I have googled and made the following attempts:
delete and reinstall numpy -> no change
append numpy directory to sys.path -> no change
install a lot of other external packages just to see if it's only related to numpy -> they are all working fine in both consoles and notebook, except scipy giving some error related to numpy
Thank you for your help!
My gcc is version 4.2.1.
I have fixed this by setting the LD_LBRARY_PATH to /usr/local/lib/gcc48. gcc48 is already installed in my system.
To avoid setting the path every time, I've added the following line to /.cshrc:
setenv LD_LIBRARY_PATH /usr/local/lib/gcc48
edit:
This won't work is you want to start the notebook server automatically by adding to crontab:
#reboot /usr/local/bin/jupyter-notebook
the same error appears when trying to import numpy and modules depending on numpy
I fixed this by making a copy of /usr/local/bin/jupyter-notebook and added the following lines:
import sys
import re
----------------- add these 2 lines below --------------
import os
os.environ['LD_LIBRARY_PATH'] = '/usr/local/lib/gcc48'
....
Add the new file to crontab instead of jupyter-notebook.

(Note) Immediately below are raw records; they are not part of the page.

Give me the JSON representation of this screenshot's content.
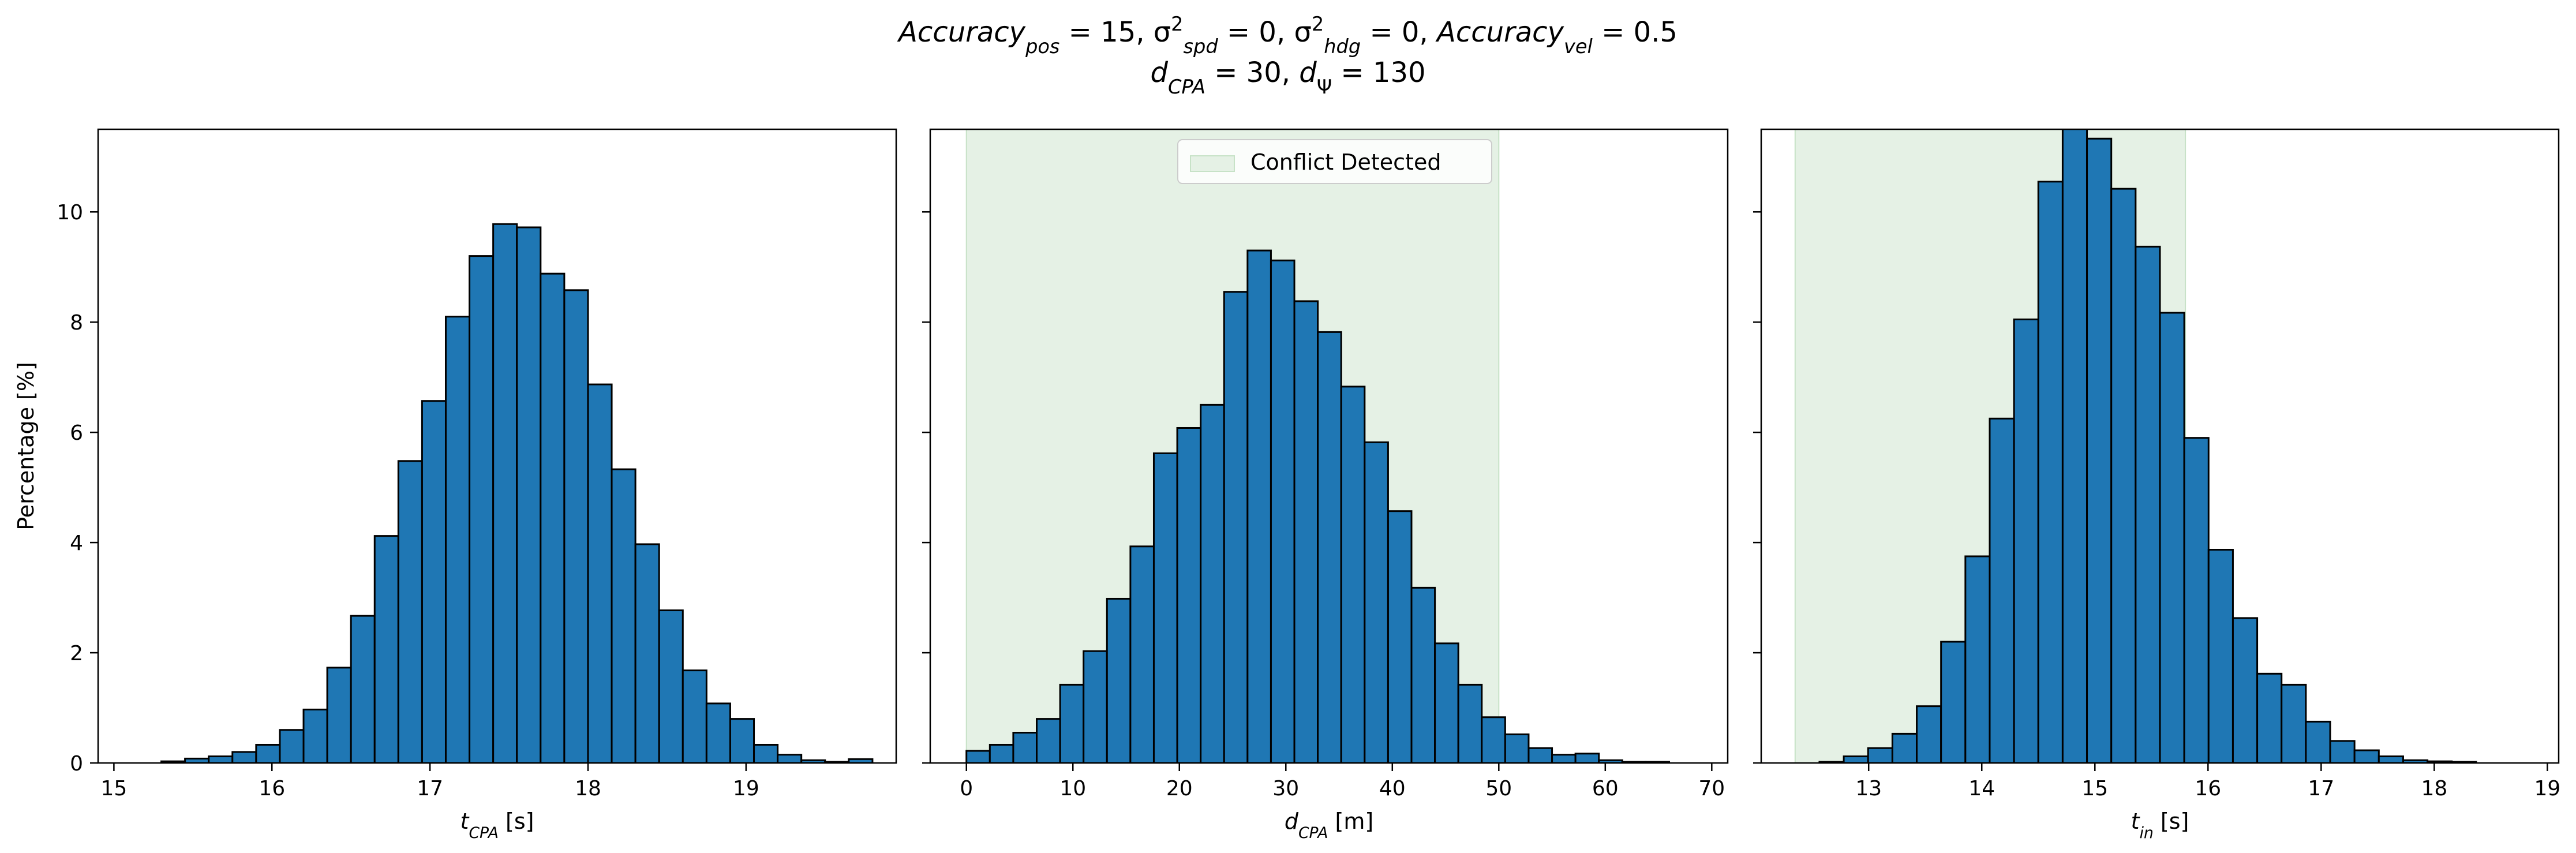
{
  "title": {
    "line1": [
      {
        "t": "Accuracy",
        "i": true
      },
      {
        "t": "pos",
        "i": true,
        "sub": true
      },
      {
        "t": " = 15, σ"
      },
      {
        "t": "2",
        "sup": true
      },
      {
        "t": "spd",
        "i": true,
        "sub": true
      },
      {
        "t": " = 0, σ"
      },
      {
        "t": "2",
        "sup": true
      },
      {
        "t": "hdg",
        "i": true,
        "sub": true
      },
      {
        "t": " = 0, "
      },
      {
        "t": "Accuracy",
        "i": true
      },
      {
        "t": "vel",
        "i": true,
        "sub": true
      },
      {
        "t": " = 0.5"
      }
    ],
    "line2": [
      {
        "t": "d",
        "i": true
      },
      {
        "t": "CPA",
        "i": true,
        "sub": true
      },
      {
        "t": " = 30, "
      },
      {
        "t": "d",
        "i": true
      },
      {
        "t": "Ψ",
        "sub": true
      },
      {
        "t": " = 130"
      }
    ]
  },
  "colors": {
    "bar_fill": "#1f77b4",
    "bar_edge": "#000000",
    "conflict_fill": "#e5f1e5",
    "conflict_edge": "#c7e2c7",
    "legend_edge": "#cccccc"
  },
  "chart_data": [
    {
      "type": "bar",
      "xlabel": [
        {
          "t": "t",
          "i": true
        },
        {
          "t": "CPA",
          "i": true,
          "sub": true
        },
        {
          "t": " [s]"
        }
      ],
      "ylabel": "Percentage [%]",
      "xlim": [
        14.9,
        19.95
      ],
      "ylim": [
        0,
        11.5
      ],
      "xticks": [
        15,
        16,
        17,
        18,
        19
      ],
      "yticks": [
        0,
        2,
        4,
        6,
        8,
        10
      ],
      "bin_edges": [
        15.15,
        15.3,
        15.45,
        15.6,
        15.75,
        15.9,
        16.05,
        16.2,
        16.35,
        16.5,
        16.65,
        16.8,
        16.95,
        17.1,
        17.25,
        17.4,
        17.55,
        17.7,
        17.85,
        18.0,
        18.15,
        18.3,
        18.45,
        18.6,
        18.75,
        18.9,
        19.05,
        19.2,
        19.35,
        19.5,
        19.65,
        19.8
      ],
      "values": [
        0.0,
        0.03,
        0.08,
        0.12,
        0.2,
        0.33,
        0.6,
        0.97,
        1.73,
        2.67,
        4.12,
        5.48,
        6.57,
        8.1,
        9.2,
        9.78,
        9.72,
        8.88,
        8.58,
        6.87,
        5.33,
        3.97,
        2.77,
        1.68,
        1.08,
        0.8,
        0.33,
        0.15,
        0.05,
        0.02,
        0.07
      ],
      "conflict_region": null
    },
    {
      "type": "bar",
      "xlabel": [
        {
          "t": "d",
          "i": true
        },
        {
          "t": "CPA",
          "i": true,
          "sub": true
        },
        {
          "t": " [m]"
        }
      ],
      "ylabel": "",
      "xlim": [
        -3.4,
        71.5
      ],
      "ylim": [
        0,
        11.5
      ],
      "xticks": [
        0,
        10,
        20,
        30,
        40,
        50,
        60,
        70
      ],
      "yticks": [
        0,
        2,
        4,
        6,
        8,
        10
      ],
      "bin_edges": [
        0.0,
        2.2,
        4.4,
        6.6,
        8.8,
        11.0,
        13.2,
        15.4,
        17.6,
        19.8,
        22.0,
        24.2,
        26.4,
        28.6,
        30.8,
        33.0,
        35.2,
        37.4,
        39.6,
        41.8,
        44.0,
        46.2,
        48.4,
        50.6,
        52.8,
        55.0,
        57.2,
        59.4,
        61.6,
        63.8,
        66.0,
        68.2
      ],
      "values": [
        0.22,
        0.33,
        0.55,
        0.8,
        1.42,
        2.03,
        2.98,
        3.93,
        5.62,
        6.08,
        6.5,
        8.55,
        9.3,
        9.12,
        8.38,
        7.82,
        6.83,
        5.82,
        4.57,
        3.18,
        2.17,
        1.42,
        0.83,
        0.52,
        0.27,
        0.15,
        0.17,
        0.05,
        0.02,
        0.02,
        0.0
      ],
      "conflict_region": [
        0,
        50
      ],
      "legend": {
        "label": "Conflict Detected",
        "loc": "upper center"
      }
    },
    {
      "type": "bar",
      "xlabel": [
        {
          "t": "t",
          "i": true
        },
        {
          "t": "in",
          "i": true,
          "sub": true
        },
        {
          "t": " [s]"
        }
      ],
      "ylabel": "",
      "xlim": [
        12.05,
        19.1
      ],
      "ylim": [
        0,
        11.5
      ],
      "xticks": [
        13,
        14,
        15,
        16,
        17,
        18,
        19
      ],
      "yticks": [
        0,
        2,
        4,
        6,
        8,
        10
      ],
      "bin_edges": [
        12.35,
        12.565,
        12.78,
        12.995,
        13.21,
        13.425,
        13.64,
        13.855,
        14.07,
        14.285,
        14.5,
        14.715,
        14.93,
        15.145,
        15.36,
        15.575,
        15.79,
        16.005,
        16.22,
        16.435,
        16.65,
        16.865,
        17.08,
        17.295,
        17.51,
        17.725,
        17.94,
        18.155,
        18.37,
        18.585,
        18.8
      ],
      "values": [
        0.0,
        0.02,
        0.12,
        0.27,
        0.53,
        1.03,
        2.2,
        3.75,
        6.25,
        8.05,
        10.55,
        11.55,
        11.33,
        10.42,
        9.37,
        8.17,
        5.9,
        3.87,
        2.63,
        1.62,
        1.42,
        0.75,
        0.4,
        0.23,
        0.12,
        0.05,
        0.03,
        0.02,
        0.0,
        0.0
      ],
      "conflict_region": [
        12.35,
        15.8
      ]
    }
  ]
}
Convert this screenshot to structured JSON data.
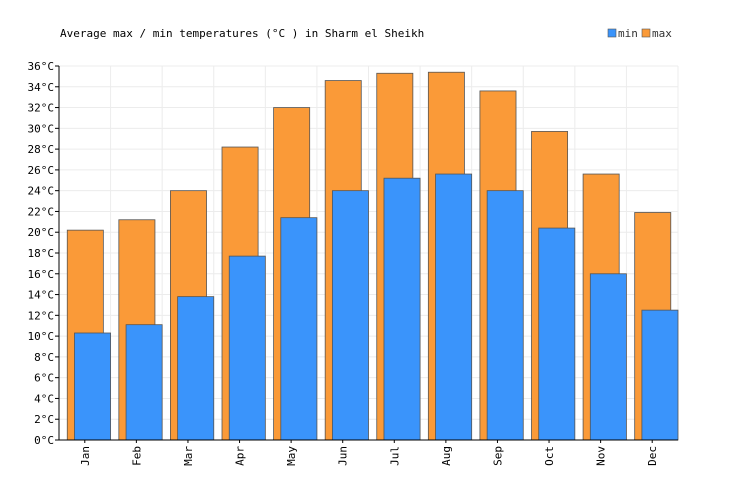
{
  "chart_data": {
    "type": "bar",
    "title": "Average max / min temperatures (°C ) in Sharm el Sheikh",
    "xlabel": "",
    "ylabel": "",
    "categories": [
      "Jan",
      "Feb",
      "Mar",
      "Apr",
      "May",
      "Jun",
      "Jul",
      "Aug",
      "Sep",
      "Oct",
      "Nov",
      "Dec"
    ],
    "series": [
      {
        "name": "min",
        "color": "#3a94fb",
        "values": [
          10.3,
          11.1,
          13.8,
          17.7,
          21.4,
          24.0,
          25.2,
          25.6,
          24.0,
          20.4,
          16.0,
          12.5
        ]
      },
      {
        "name": "max",
        "color": "#fa9a38",
        "values": [
          20.2,
          21.2,
          24.0,
          28.2,
          32.0,
          34.6,
          35.3,
          35.4,
          33.6,
          29.7,
          25.6,
          21.9
        ]
      }
    ],
    "ylim": [
      0,
      36
    ],
    "ytick_step": 2,
    "ytick_suffix": "°C",
    "grid": true,
    "legend_position": "top-right",
    "gridline_color": "#ececec",
    "axis_color": "#000000",
    "bar_edge_color": "#555555"
  }
}
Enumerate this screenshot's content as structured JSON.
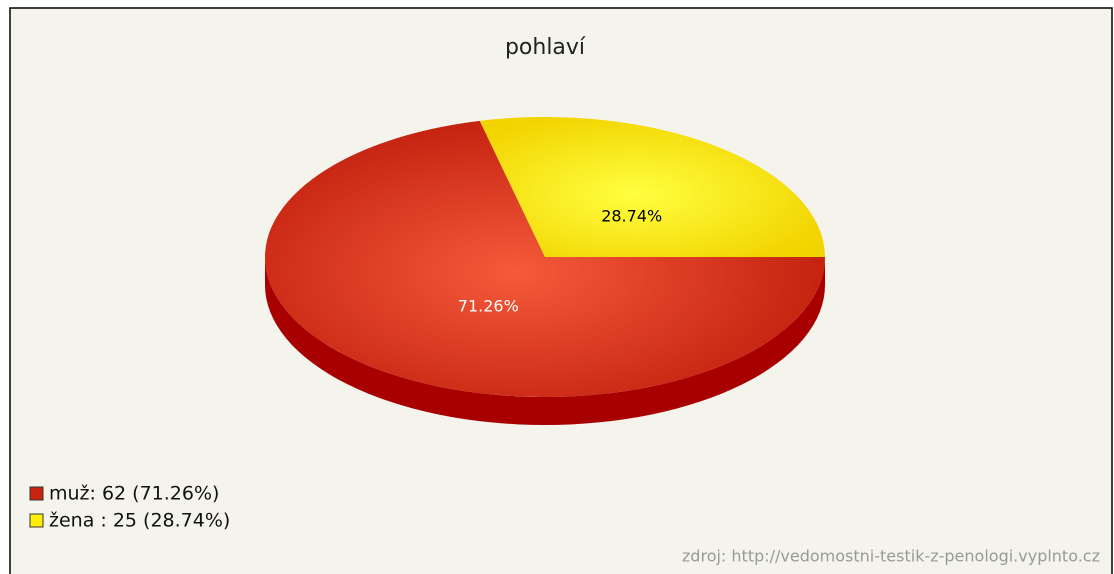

The issue is not with your python modules. The error message at the bottom, where it says ImportError: /lib/libgcc_s.so.1: version GCC_4.6.0 required by /usr/local/lib/gcc48/libgfortran.so.3 not found indicates that it's a dependency error with the Fortran library. Apparently it wants gcc 4.6 or higher, and apparently you have a lower version installed. Not being familiar with Python libraries or your setup, my guess is that it could be an issue with /usr/ports/devel/py-fortran. I would recommend checking the gcc version on your machine with gcc -v and whatever fortran-related ports you have installed with pkg info and then take it from there.